Most businesses are just beginning to hit their stride with cloud computing. Building a hybrid cloud can be complex and sophisticated work for businesses professionals, and the responsibility falls on developers and IT staff to educate the rest of the business and implement the new programs.
For businesses that don’t want to migrate all resources to the cloud, hybrid clouds offer a balanced option by allowing some resources to be deployed in the public cloud and others in a private cloud that’s protected by a firewall. However, hybrid clouds take a lot of work to build and maintain, and many organizations are still quite new to their cloud journey. Learn more about different models of hybrid cloud computing to determine if this concept meets your needs.
Four Approaches to Hybrid Cloud Computing
Hybrid clouds provide more security than public clouds, so developers can deploy sensitive applications on storage servers without going through a public cloud. There are several different models of cloud data storage, and learning more about the subtle differences can help you determine which may be right for you.
1. Static Placement: This model allows you to allocate some resources strictly to private clouds and others strictly to public clouds. It can be useful if you have compliance requirements regarding data management.
2. Assisted Replication: While you allocate some resources to a public cloud and others to a private cloud, you can replicate services present in one on the other if needed.
3. Auto Migration: Here, resources migrate from public to private clouds (and vice versa) on their own.
4. Dynamic Migration: This allows for more fluid migration between public and private clouds, mirroring the setup of a virtual OS.
Implications & What Hybrid Cloud Computing Means for Developers
Because hybrid clouds are so new, it’s difficult to determine the full implications for IT staff and web developers.
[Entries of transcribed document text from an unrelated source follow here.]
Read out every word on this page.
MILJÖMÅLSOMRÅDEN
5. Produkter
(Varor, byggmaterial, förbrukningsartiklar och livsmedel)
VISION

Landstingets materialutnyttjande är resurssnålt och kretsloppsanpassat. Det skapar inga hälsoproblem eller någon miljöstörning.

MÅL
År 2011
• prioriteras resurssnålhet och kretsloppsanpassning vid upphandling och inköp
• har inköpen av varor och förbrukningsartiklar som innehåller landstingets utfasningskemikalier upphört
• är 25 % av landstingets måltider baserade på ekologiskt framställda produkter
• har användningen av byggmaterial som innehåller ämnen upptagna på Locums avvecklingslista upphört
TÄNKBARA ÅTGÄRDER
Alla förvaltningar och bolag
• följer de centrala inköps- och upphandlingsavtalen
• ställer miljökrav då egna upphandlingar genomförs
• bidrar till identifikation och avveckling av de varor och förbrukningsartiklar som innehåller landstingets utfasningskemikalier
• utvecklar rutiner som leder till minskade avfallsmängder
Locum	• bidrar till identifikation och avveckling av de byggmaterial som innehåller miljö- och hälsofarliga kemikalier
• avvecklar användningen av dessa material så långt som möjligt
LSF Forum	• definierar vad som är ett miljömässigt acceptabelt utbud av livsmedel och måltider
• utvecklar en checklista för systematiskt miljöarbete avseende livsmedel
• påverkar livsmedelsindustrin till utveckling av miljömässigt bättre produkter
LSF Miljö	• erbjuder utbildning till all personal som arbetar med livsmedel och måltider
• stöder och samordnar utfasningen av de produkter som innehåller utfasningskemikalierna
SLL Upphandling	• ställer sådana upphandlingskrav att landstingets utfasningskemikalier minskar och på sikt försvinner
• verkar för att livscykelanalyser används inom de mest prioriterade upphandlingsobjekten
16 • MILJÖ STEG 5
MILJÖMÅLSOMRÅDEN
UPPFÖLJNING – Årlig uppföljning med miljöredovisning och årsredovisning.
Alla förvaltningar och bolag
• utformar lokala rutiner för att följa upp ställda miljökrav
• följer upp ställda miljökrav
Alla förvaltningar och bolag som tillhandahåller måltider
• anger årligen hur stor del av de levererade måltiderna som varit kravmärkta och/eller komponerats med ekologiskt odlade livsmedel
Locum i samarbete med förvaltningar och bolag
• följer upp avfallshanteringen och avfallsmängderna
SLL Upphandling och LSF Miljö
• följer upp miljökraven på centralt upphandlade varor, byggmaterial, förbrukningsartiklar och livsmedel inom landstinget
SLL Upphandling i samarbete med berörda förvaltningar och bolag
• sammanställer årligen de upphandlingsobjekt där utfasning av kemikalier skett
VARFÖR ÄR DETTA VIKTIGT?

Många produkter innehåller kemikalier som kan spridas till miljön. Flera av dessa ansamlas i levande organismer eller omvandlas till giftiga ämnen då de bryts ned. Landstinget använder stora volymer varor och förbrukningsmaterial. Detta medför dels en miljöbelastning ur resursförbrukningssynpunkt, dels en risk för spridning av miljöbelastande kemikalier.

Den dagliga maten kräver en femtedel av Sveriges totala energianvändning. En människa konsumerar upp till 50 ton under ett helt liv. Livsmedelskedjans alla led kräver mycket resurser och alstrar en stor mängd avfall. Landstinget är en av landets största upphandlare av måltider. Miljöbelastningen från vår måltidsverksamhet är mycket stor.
In general, hybrid clouds have a similar security, user interface and focus on delivering a service through an abstracted layer as their public cousins.
Some vendors offer a hybrid model that allows users to utilize a public cloud deployment, a private cloud deployment and an in-house dedicated server with automatic load balancing among all three. It’s the most flexible option out there and is useful for industries with tight security restrictions, like healthcare and government.
Lessons for Developers
IT staff members evaluating hybrid cloud models should focus foremost on the services providers, and less on the data storage capacities. Different hybrid models can be more attractive, depending on whether a business values flexibility or security more. At present, the static placement is dominant, with very little automation currently offered by most private and public cloud computing service providers. From an IT perspective, deploying an application or loading data onto a cloud means that data won’t migrate until you make it.
Utilizing OpenStack API for Hybrid Cloud Infrastructure
The OpenStack project provides open source software that you can use to create either public or private cloud infrastructures. This initiative offers developers the ability to set up their own simple and scalable in-house cloud. OpenStack Block Storage offers open source, persistent block level storage that interfaces with OpenStack clouds. Block storage is ideal for performance-sensitive items including database storage, expandable file systems or raw, block level file storage.
Hybrid clouds represent a middle ground that can be quite freeing, especially for organizations that have concerns regarding security and privacy of public cloud data. Customize the perfect fit between your existing technology and the cloud; then use the flexible and easy OpenStack API to launch your personalized hybrid cloud.